Solution Approach 2:
The platform enables self-service transformation through a visual configuration interface where users can independently define transformation rules and map data fields without requiring developer intervention. The system automatically generates transformation code based on user configurations, allowing business users to perform data format changes independently without time-consuming manual schema definition.

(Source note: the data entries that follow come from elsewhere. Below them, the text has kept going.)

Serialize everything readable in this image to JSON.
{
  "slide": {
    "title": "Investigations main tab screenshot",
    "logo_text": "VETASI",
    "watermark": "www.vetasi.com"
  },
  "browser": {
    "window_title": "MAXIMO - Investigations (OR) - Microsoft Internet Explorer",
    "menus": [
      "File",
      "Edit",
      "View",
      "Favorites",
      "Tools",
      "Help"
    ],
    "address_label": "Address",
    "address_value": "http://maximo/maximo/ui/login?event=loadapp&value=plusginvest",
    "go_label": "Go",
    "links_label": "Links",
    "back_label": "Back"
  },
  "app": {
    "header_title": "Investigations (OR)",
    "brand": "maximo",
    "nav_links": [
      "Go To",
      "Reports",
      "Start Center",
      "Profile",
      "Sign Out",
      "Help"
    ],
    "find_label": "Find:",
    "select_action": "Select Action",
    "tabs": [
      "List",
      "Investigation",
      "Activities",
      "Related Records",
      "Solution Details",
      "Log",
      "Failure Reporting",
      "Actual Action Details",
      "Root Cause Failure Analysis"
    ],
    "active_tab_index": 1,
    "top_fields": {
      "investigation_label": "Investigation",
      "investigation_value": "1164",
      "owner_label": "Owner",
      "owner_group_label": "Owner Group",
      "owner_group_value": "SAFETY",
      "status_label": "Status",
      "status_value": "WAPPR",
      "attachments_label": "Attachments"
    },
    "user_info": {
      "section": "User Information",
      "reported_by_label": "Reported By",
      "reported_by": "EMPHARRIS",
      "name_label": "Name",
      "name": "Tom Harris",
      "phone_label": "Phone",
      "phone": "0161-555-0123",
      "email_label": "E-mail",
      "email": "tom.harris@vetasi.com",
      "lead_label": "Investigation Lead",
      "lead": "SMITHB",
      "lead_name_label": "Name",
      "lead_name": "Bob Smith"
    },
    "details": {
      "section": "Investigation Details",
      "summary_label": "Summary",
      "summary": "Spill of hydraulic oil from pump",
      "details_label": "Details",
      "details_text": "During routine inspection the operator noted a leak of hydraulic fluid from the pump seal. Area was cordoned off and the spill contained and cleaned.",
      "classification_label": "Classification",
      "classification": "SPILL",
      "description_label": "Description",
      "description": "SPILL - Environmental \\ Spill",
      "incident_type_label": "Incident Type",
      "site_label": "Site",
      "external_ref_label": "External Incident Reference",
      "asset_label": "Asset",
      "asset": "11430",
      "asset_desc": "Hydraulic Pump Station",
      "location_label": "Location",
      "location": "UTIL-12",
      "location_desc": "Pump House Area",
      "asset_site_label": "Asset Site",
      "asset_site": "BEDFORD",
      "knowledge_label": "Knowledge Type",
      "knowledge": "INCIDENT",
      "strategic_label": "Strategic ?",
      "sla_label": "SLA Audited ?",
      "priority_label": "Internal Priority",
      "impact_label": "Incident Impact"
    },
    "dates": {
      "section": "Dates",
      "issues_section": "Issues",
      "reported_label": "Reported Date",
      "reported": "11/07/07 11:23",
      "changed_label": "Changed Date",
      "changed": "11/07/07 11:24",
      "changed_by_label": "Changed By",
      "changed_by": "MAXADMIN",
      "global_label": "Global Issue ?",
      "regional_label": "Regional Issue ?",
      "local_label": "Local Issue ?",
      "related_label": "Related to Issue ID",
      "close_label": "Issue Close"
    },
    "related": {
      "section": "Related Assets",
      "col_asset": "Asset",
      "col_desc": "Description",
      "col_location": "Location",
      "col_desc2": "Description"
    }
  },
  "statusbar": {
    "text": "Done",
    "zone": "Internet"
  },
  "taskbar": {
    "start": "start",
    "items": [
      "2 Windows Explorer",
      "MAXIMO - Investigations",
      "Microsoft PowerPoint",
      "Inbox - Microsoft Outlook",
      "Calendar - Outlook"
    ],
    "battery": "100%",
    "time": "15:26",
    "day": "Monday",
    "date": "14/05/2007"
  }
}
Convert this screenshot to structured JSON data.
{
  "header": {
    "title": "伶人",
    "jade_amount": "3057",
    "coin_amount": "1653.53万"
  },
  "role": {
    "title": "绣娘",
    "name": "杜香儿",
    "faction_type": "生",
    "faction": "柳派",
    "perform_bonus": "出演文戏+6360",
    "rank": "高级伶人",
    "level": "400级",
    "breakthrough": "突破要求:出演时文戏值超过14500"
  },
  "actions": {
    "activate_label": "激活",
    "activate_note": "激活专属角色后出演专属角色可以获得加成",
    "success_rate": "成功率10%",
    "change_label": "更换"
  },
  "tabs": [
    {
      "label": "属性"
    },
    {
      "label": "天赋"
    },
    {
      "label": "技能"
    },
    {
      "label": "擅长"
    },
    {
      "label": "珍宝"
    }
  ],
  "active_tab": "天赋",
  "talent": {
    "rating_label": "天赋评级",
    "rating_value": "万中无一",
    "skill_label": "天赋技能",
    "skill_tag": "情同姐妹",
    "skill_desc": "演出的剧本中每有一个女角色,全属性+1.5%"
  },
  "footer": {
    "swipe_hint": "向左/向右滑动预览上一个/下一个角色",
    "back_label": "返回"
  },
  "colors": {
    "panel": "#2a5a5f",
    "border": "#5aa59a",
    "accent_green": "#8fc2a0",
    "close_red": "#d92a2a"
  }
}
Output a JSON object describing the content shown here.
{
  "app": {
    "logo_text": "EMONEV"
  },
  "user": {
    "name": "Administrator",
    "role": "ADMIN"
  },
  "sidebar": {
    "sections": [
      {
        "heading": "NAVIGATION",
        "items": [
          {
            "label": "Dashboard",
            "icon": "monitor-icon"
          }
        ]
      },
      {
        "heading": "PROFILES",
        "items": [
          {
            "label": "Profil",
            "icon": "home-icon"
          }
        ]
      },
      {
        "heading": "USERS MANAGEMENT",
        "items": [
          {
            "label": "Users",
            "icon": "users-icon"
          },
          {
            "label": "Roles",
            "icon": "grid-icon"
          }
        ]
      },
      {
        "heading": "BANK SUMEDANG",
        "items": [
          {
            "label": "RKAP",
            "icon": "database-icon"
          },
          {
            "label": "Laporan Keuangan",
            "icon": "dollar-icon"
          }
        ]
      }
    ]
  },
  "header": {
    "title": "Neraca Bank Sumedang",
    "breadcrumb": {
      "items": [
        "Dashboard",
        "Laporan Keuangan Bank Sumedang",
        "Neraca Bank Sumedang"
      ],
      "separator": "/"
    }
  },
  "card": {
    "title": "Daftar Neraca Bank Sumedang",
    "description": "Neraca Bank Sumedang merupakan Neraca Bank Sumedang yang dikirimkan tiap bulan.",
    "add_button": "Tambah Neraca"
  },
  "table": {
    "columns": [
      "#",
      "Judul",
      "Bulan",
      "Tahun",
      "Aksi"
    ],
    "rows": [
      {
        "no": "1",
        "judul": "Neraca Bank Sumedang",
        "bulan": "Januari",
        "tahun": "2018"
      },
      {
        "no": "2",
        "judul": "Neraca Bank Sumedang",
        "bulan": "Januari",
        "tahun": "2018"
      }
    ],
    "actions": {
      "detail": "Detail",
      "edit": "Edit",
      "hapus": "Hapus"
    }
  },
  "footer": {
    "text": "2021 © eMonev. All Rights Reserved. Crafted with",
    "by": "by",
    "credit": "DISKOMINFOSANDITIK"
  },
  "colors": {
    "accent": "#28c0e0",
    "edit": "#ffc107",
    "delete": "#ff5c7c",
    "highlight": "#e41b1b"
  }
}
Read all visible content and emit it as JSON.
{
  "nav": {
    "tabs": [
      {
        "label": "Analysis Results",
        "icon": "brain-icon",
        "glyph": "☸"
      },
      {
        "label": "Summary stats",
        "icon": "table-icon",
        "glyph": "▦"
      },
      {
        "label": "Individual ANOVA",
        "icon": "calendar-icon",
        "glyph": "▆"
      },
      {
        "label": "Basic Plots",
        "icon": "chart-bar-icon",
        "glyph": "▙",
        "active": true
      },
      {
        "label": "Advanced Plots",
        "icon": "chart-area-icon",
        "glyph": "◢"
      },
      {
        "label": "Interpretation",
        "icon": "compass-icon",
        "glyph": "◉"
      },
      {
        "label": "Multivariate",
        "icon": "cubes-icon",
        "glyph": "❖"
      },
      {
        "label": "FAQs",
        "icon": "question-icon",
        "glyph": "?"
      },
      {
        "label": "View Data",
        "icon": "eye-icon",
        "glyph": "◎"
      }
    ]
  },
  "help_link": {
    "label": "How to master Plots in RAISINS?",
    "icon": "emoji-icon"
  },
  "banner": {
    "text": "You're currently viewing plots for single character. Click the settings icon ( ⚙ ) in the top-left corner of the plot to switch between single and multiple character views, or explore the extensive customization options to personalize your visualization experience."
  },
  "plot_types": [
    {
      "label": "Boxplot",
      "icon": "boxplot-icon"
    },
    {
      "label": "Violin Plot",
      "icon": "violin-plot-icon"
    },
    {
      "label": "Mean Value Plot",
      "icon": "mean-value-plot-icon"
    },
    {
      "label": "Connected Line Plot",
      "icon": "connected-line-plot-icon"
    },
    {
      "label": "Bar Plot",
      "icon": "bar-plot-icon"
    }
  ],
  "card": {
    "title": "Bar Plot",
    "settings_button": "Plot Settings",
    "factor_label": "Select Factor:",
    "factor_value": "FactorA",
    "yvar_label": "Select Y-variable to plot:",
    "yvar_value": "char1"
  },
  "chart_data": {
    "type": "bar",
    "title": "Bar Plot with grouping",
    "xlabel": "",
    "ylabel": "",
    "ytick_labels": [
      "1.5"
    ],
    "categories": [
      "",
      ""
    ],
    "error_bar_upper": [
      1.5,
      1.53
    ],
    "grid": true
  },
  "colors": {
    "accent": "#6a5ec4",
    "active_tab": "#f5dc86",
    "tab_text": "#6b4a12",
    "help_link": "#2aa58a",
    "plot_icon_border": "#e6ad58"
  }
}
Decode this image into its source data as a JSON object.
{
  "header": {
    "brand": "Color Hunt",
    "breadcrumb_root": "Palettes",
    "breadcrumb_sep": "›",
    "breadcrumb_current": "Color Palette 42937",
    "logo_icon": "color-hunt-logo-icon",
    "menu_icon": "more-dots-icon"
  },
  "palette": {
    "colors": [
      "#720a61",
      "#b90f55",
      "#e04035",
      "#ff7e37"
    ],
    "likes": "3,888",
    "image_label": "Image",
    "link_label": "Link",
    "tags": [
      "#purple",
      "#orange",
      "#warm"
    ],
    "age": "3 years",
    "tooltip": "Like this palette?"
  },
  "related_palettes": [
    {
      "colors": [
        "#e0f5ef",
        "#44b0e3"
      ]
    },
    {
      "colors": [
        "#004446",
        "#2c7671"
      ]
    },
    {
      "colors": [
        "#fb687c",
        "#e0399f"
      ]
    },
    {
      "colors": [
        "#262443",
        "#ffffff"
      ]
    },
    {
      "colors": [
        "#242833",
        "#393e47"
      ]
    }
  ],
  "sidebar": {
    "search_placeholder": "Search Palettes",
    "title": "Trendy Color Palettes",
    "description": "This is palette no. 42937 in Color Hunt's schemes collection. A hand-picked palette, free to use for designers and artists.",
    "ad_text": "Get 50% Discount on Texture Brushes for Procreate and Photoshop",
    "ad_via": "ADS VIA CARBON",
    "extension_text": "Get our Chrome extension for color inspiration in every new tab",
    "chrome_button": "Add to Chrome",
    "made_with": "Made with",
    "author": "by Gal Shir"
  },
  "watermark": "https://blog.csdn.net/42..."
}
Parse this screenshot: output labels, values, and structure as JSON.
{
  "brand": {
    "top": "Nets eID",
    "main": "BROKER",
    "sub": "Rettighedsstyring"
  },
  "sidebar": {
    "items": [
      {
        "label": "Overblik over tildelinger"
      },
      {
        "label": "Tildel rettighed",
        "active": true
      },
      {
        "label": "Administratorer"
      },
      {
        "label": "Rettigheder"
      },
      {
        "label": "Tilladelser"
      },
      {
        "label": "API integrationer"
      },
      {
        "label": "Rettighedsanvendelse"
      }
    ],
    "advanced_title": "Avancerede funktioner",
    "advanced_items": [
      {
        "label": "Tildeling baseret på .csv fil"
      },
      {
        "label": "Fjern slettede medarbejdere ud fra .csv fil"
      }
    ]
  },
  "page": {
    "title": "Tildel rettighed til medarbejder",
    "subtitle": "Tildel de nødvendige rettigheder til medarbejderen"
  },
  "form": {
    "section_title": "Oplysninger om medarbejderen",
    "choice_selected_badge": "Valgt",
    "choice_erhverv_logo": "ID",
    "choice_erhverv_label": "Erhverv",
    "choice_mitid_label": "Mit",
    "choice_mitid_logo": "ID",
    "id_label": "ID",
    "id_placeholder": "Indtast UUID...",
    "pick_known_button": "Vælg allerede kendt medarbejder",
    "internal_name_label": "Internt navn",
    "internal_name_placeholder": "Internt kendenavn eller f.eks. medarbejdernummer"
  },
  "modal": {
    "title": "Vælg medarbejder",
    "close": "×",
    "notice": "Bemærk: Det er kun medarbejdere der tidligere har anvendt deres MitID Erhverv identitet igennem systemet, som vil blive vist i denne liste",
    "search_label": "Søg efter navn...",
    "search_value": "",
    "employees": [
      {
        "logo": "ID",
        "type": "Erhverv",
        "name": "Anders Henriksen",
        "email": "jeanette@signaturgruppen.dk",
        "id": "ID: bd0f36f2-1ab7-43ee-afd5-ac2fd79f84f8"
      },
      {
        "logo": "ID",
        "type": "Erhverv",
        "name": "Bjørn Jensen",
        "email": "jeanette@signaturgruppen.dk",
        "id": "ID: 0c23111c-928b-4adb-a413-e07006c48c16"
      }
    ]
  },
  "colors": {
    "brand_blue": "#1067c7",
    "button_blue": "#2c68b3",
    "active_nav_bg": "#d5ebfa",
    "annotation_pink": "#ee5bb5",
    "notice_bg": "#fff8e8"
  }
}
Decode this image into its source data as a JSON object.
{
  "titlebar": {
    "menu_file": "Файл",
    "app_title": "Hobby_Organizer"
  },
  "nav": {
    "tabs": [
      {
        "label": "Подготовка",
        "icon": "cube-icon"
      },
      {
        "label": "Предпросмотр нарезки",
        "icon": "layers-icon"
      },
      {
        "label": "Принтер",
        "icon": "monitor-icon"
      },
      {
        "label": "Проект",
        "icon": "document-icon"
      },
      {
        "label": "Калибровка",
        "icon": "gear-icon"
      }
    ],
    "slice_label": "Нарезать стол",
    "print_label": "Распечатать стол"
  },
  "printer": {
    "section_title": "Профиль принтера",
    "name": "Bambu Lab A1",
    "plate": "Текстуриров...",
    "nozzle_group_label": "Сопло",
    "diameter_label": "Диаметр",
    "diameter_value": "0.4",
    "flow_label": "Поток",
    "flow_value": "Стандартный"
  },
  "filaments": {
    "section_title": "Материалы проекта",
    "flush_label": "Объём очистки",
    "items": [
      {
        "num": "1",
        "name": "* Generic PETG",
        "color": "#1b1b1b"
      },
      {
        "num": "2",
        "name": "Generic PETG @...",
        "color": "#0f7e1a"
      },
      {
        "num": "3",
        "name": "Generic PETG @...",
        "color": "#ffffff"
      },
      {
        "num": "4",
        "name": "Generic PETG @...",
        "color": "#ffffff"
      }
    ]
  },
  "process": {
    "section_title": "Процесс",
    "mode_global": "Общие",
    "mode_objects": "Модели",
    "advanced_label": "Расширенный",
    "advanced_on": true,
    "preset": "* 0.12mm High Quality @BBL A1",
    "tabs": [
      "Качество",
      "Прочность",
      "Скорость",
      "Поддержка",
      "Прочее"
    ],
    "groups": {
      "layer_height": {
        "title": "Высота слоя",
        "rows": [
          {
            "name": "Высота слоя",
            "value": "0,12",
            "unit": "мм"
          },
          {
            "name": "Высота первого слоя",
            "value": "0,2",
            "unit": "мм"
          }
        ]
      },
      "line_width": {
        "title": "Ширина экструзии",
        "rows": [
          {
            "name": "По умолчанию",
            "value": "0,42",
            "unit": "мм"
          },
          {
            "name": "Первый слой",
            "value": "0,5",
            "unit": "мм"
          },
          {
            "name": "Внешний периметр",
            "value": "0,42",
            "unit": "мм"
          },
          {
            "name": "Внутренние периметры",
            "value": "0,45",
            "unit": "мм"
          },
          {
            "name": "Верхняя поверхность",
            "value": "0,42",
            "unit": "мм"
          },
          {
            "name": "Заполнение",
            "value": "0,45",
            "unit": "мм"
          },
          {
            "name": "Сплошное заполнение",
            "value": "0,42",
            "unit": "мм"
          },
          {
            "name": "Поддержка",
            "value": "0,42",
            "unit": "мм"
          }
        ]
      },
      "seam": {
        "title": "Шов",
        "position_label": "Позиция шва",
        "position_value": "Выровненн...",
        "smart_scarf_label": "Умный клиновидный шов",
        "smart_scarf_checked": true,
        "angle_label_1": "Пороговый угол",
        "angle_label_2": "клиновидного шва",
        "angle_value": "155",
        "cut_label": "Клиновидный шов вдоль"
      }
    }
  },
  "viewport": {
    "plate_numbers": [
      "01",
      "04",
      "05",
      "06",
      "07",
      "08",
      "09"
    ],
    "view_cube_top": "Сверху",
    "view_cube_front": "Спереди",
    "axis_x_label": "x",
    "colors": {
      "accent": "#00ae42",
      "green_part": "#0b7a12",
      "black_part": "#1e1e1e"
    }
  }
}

3Adaptability or versatility
If manual schema definition and code overhaul are used for data format changes, then data transformation can be achieved, but error rates increase
Solution Approach 1:
The transformation platform incorporates validation mechanisms that provide real-time feedback on transformation configurations. The system automatically validates mapping rules, data type conversions, and schema transformations, highlighting potential errors before execution. This feedback mechanism ensures transformation accuracy by catching errors early without requiring manual code review.
Solution Approach 2:
The patent replaces manual mechanical processes of schema definition and code writing with an automated visual configuration system. The platform substitutes manual coding operations with graphical interface-based configuration, where transformation rules are defined through visual drag-and-drop operations and parameter selection, eliminating human errors associated with manual coding while maintaining full adaptability to different data formats.
Data Source
AI summary
Aspects of the subject disclosure may include, for example, receiving input data via a transformation UI, generating transformation configuration data, causing the transformation UI to present transformation object data per the transformation configuration data, where the transformation object data identifies data objects each including an input and output field name and a data type, detecting, from the transformation UI, an instruction defining a mapping for the input data, including a modification to the output field name of a data object such that the input field name of the data object is mapped to the modified output field name, based on the detecting the instruction, modifying the first transformation configuration data per the mapping to derive second transformation configuration data, performing a transformation of the input data based on the second transformation configuration data, and causing the transformation UI to present a transformation output. Other embodiments are disclosed.